Technology

Spy power rift threatens Patriot Act

The future of the Patriot Act grew uncertain Wednesday as an effort to restrain the government’s surveillance powers encountered resistance on both sides of the Capitol.

Senate Majority Leader Mitch McConnell (R-Ky.) upended the debate late Tuesday evening by offering a surprise bill that would extend the Patriot Act for five years without changes.

In the House, meanwhile, a bipartisan plan to reauthorize the law while also making major reforms to the National Security Agency (NSA) hit a snag amid opposition from some hawkish Republicans. Now, a bill that backers had hoped would be introduced and passed through committee by the end of the week is up in the air. 

{mosads}Despite a looming June 1 deadline to renew parts of the national security law, it’s unclear whether any bill can win enough votes to pass the House or Senate. 

Some civil liberties advocates are prepared to let the Patriot Act provisions lapse, arguing that outcome could be the only way to curb the government’s voracious collection of personal data.
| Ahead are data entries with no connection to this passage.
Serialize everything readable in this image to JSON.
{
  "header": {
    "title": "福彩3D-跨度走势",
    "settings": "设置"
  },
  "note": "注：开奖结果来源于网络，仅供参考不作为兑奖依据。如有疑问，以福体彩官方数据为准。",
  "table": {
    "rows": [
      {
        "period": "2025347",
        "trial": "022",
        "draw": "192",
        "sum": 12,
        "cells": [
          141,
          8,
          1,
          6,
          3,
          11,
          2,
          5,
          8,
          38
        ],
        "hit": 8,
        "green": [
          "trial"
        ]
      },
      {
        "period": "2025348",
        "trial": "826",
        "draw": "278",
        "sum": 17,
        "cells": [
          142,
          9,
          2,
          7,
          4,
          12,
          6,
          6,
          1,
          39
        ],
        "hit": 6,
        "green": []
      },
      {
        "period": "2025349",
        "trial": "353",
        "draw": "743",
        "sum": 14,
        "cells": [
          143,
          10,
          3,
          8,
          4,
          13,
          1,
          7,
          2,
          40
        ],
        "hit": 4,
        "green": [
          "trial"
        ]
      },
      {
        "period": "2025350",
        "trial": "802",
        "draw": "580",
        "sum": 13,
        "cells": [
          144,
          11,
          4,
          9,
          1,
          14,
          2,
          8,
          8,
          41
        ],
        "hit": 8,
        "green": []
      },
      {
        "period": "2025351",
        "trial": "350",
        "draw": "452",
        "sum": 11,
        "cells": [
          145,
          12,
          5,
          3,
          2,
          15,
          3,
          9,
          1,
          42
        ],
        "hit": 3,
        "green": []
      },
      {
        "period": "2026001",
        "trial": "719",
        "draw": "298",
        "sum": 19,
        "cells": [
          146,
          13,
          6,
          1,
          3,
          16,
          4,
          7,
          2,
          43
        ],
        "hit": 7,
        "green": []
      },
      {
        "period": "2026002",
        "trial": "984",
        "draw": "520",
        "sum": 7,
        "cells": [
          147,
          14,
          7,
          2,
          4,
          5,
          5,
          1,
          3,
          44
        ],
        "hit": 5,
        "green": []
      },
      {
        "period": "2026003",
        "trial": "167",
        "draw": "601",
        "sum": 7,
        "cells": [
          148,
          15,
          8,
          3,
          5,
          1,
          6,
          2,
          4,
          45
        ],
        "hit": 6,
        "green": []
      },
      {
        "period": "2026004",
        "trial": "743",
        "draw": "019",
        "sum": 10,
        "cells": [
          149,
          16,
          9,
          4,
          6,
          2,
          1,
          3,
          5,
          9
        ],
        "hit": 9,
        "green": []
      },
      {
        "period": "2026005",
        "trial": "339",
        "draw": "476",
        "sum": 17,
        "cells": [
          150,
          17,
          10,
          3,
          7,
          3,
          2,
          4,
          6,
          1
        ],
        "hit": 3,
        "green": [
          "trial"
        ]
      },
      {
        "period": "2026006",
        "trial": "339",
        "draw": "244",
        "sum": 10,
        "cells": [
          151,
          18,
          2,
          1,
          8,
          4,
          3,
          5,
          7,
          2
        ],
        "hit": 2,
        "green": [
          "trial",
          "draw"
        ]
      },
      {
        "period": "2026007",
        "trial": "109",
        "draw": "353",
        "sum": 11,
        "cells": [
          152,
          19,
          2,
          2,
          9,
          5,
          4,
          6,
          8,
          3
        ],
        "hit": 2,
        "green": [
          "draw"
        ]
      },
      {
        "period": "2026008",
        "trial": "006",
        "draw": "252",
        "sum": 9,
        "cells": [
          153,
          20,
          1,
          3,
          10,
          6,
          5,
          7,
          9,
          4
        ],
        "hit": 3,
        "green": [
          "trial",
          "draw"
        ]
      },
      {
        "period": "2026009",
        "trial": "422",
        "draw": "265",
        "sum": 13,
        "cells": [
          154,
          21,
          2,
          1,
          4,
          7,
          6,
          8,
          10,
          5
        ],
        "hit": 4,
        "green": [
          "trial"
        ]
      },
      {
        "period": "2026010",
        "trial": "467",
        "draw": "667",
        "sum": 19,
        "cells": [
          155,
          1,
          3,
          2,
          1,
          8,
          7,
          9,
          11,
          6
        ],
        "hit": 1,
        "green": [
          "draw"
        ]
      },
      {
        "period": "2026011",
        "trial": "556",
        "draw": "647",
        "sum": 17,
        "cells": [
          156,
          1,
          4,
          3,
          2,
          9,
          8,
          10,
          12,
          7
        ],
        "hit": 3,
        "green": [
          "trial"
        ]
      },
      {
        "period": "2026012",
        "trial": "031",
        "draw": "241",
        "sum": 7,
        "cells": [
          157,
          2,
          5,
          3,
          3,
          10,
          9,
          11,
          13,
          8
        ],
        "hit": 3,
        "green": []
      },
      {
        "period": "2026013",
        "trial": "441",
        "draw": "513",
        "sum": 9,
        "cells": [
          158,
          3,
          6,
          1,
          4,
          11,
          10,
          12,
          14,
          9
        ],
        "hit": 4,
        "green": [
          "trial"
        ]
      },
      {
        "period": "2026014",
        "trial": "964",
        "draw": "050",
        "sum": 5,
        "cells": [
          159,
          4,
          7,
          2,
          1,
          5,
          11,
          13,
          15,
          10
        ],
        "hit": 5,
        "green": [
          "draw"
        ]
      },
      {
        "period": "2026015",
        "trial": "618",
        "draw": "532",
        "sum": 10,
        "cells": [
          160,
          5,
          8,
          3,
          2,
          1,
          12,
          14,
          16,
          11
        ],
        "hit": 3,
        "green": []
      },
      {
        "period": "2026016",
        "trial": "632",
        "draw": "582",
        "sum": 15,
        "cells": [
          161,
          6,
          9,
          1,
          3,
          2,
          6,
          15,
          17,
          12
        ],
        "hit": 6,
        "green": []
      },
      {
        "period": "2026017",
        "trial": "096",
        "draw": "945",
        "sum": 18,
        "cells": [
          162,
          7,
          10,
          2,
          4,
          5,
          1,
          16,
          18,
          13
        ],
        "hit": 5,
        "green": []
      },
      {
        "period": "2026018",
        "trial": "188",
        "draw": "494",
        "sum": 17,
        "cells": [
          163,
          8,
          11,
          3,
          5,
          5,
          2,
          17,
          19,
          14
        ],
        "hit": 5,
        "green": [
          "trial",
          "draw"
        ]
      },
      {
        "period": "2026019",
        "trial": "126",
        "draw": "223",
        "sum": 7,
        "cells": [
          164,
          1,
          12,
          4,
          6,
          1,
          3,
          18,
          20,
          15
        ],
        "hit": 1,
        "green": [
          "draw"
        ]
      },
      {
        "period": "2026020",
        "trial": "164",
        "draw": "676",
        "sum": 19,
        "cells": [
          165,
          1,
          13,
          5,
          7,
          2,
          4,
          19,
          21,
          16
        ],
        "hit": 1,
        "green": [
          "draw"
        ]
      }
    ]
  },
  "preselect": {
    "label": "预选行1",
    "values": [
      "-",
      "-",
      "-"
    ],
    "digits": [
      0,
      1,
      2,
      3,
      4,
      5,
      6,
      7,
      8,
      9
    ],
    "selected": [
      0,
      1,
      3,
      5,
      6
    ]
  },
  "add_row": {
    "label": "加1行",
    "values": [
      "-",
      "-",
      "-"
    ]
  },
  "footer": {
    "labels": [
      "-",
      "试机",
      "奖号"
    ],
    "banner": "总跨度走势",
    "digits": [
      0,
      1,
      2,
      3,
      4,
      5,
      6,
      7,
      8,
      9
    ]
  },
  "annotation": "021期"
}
Intelligence officials and defense hawks, meanwhile, fear curbing the spy powers would handicap intelligence officials and leave them blind to potential terrorist threats. 

The divide between the two sides is growing ahead of the June deadline, when three portions of the Patriot Act will sunset, including the controversial Section 215 that allows the government to collect “any tangible things” as part of a terrorism investigation.

The NSA has relied on Section 215 to collect phone records about millions of Americans, including the numbers involved in a call, when it occurred and for how long — but not the actual conversation. 

House Judiciary Committee Chairman Bob Goodlatte (R-Va.) had planned to introduce legislation early this week that would renew the Patriot Act provisions while ending the phone records program as it currently exists. The bill was expected to require that the NSA obtain a court order before collecting records from private phone companies, among other changes. 

However, lawmakers “are still working to perfect it,” a committee aide said on Wednesday evening.

Originally, bipartisan backers of the bill had hoped for a markup in the panel on Thursday. Now, the committee hopes to unveil it “soon,” the aide said, “so that it can move forward with legislation that ends the bulk collection program, strengthens protections for Americans’ civil liberties, and protects our national security.”

Rep. Jerrold Nadler (D-N.Y.), who has worked on the bill with Goodlatte, blamed GOP leaders of the House Intelligence panel for the holdup.

“It’s just a question of getting the Intelligence Committee people on the Republican side to agree to the draft,” he said Wednesday. “I don’t think the differences are over the most important parts of the bill, but they’re still there.”

The sense that new obstacles were emerging was compounded by McConnell’s move in the Senate, which caught many advocates off-guard.

“What we’ve set up is the parameters we’re going to have the debate within,” said Senate Intelligence Committee Chairman Richard Burr (R-N.C.), who co-sponsored McConnell’s measure.

“I can’t tell you what the point is that we’re going to end, but it’s somewhere between” the House bill and his own, Burr added.

The bill from McConnell and Burr would renew the law as-is until the end of 2020. The majority leader fast-tracked the legislation through a procedural rule that allows it to bypass the committee process and go straight to the Senate floor.  

Critics of the NSA panned McConnell’s move.

Sen. Patrick Leahy (D-Vt.), who has worked with the bipartisan group of House lawmakers on reform legislation, called it a “tone-deaf attempt to pave the way for five-and-a-half more years of unchecked surveillance” that “will not succeed.”

Passage of a “clean” Patriot Act provision would appear to be a heavy lift, given that the opposition to NSA surveillance spans the ideological spectrum.

When Leahy unveiled a previous intelligence reform bill last year, he won the support of lawmakers as varied as Sens. Ted Cruz (R-Texas), Mike Lee (R-Utah) and Al Franken (D-Minn.).

Sen. Dianne Feinstein (Calif.) — who is the top Democrat on the Intelligence Committee and has been skeptical of expansive NSA reform efforts — said on Wednesday that her panel had begun discussing a possible path forward.

“I doubt that a straight reauthorization will succeed, so there needs to be a fallback,” she told reporters off the Senate floor.

Burr acknowledged that the “clean” bill might need to incorporate some changes before it could win the support of at least 60 senators.

“The administration reformed the process as much as they can from an executive branch, and I think it’s safe to say that there will probably be a few additional reforms,” he said.

Last year, President Obama announced some executive changes to the NSA that would limit the number of “hops” — or connections — that agents can use to track down a lead from three to two, among other measures.

“But what the straight reauthorization does is create the fence that the debate’s going to happen within,” Burr said.

 — This story was first posted at 1:08 p.m and has been updated.